EXCLUSIVE: Sen. Sessions: President Obama Wants Judges to 'Promote Agenda'
Judiciary Committee's top GOP: Government scope key in Supreme Court hearings.
WASHINGTON, April 27, 2010— -- As President Obama considers his options for a Supreme Court vacancy, Senate Republicans are preparing to use the upcoming hearings to explore what they say is the expanded role of government under the Obama presidency, the top Republican on the Senate Judiciary Committee told ABC News.
Sen. Jeff Sessions, R-Ala., said in an interview that Republicans are planning a sharp focus on the president's approach to governance -- regardless of who the president nominates -- to ensure that the newest member of the high court won't be a "rubber-stamp" for the Obama agenda.
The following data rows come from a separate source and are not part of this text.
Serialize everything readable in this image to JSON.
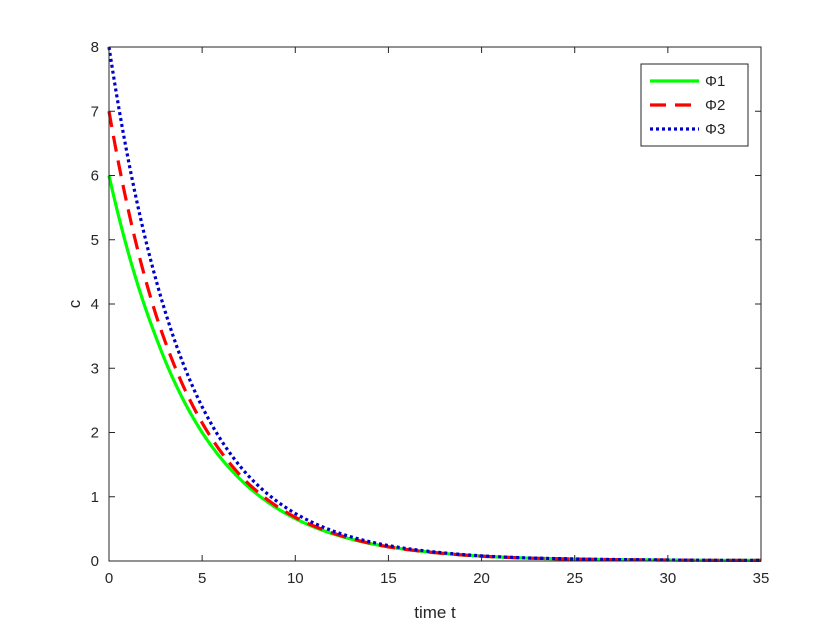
{
  "chart_data": {
    "type": "line",
    "title": "",
    "xlabel": "time t",
    "ylabel": "c",
    "xlim": [
      0,
      35
    ],
    "ylim": [
      0,
      8
    ],
    "xticks": [
      0,
      5,
      10,
      15,
      20,
      25,
      30,
      35
    ],
    "yticks": [
      0,
      1,
      2,
      3,
      4,
      5,
      6,
      7,
      8
    ],
    "grid": false,
    "legend_position": "top-right",
    "x": [
      0,
      2.5,
      5,
      7.5,
      10,
      12.5,
      15,
      17.5,
      20,
      22.5,
      25,
      27.5,
      30,
      32.5,
      35
    ],
    "series": [
      {
        "name": "Φ1",
        "color": "#00ff00",
        "style": "solid",
        "values": [
          6.0,
          3.5,
          2.0,
          1.15,
          0.66,
          0.38,
          0.22,
          0.13,
          0.075,
          0.045,
          0.03,
          0.02,
          0.015,
          0.01,
          0.01
        ]
      },
      {
        "name": "Φ2",
        "color": "#ff0000",
        "style": "dashed",
        "values": [
          7.0,
          3.85,
          2.15,
          1.2,
          0.68,
          0.39,
          0.22,
          0.13,
          0.075,
          0.045,
          0.03,
          0.02,
          0.015,
          0.01,
          0.01
        ]
      },
      {
        "name": "Φ3",
        "color": "#0000cc",
        "style": "dotted",
        "values": [
          8.0,
          4.4,
          2.4,
          1.32,
          0.74,
          0.42,
          0.24,
          0.14,
          0.08,
          0.048,
          0.032,
          0.022,
          0.016,
          0.011,
          0.01
        ]
      }
    ]
  }
}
"It's pretty clear to me that President Obama sees judges as allies in an effort to promote an agenda he thinks is best for the country," Sessions said. "And a lot of people see it that way -- he's just part of that movement.
"And that's not law. That's not law -- that's politics. And it's a poison in our legal system, and the American people are not happy about it. They see it for what it is, and they don't think that courts ought to be there to rubber-stamp President Obama's or anybody's agenda."
Sessions said Republicans on the Judiciary Committee will bring a particular scrutiny to the nominee's stance on such issues as the new health care law's requirement that individuals purchase insurance; government bailouts of private businesses; property rights issues; gun rights; and the president's criticism of the Citizens United ruling that opened the door to corporate campaign contributions.
"What I'm hearing from my constituents is a cry that Washington is losing all recognition that it is a government of limited, delegated powers, and that it is assuming roles that go far beyond anything the governed ever thought that they would be doing," Sessions said.
"You have the fundamental question: Is this what the framers [of the Constitution] had in mind when they created a limited government, and created a Commerce Clause?" he added.
While the specific response from Republicans will of course depend on the nominee and his or her record and writings, Sessions said he's not optimistic about what he presumes will be the nominee's approach on the most pressing issues of the day, given what the president has said publicly about his policies, plus the role of the courts.
"The nominee's entitled to be fairly treated, to be judged on their own record -- not on the president's speech or somebody else in Congress who may have said this or that," he said. "But some of these issues are pretty fundamental."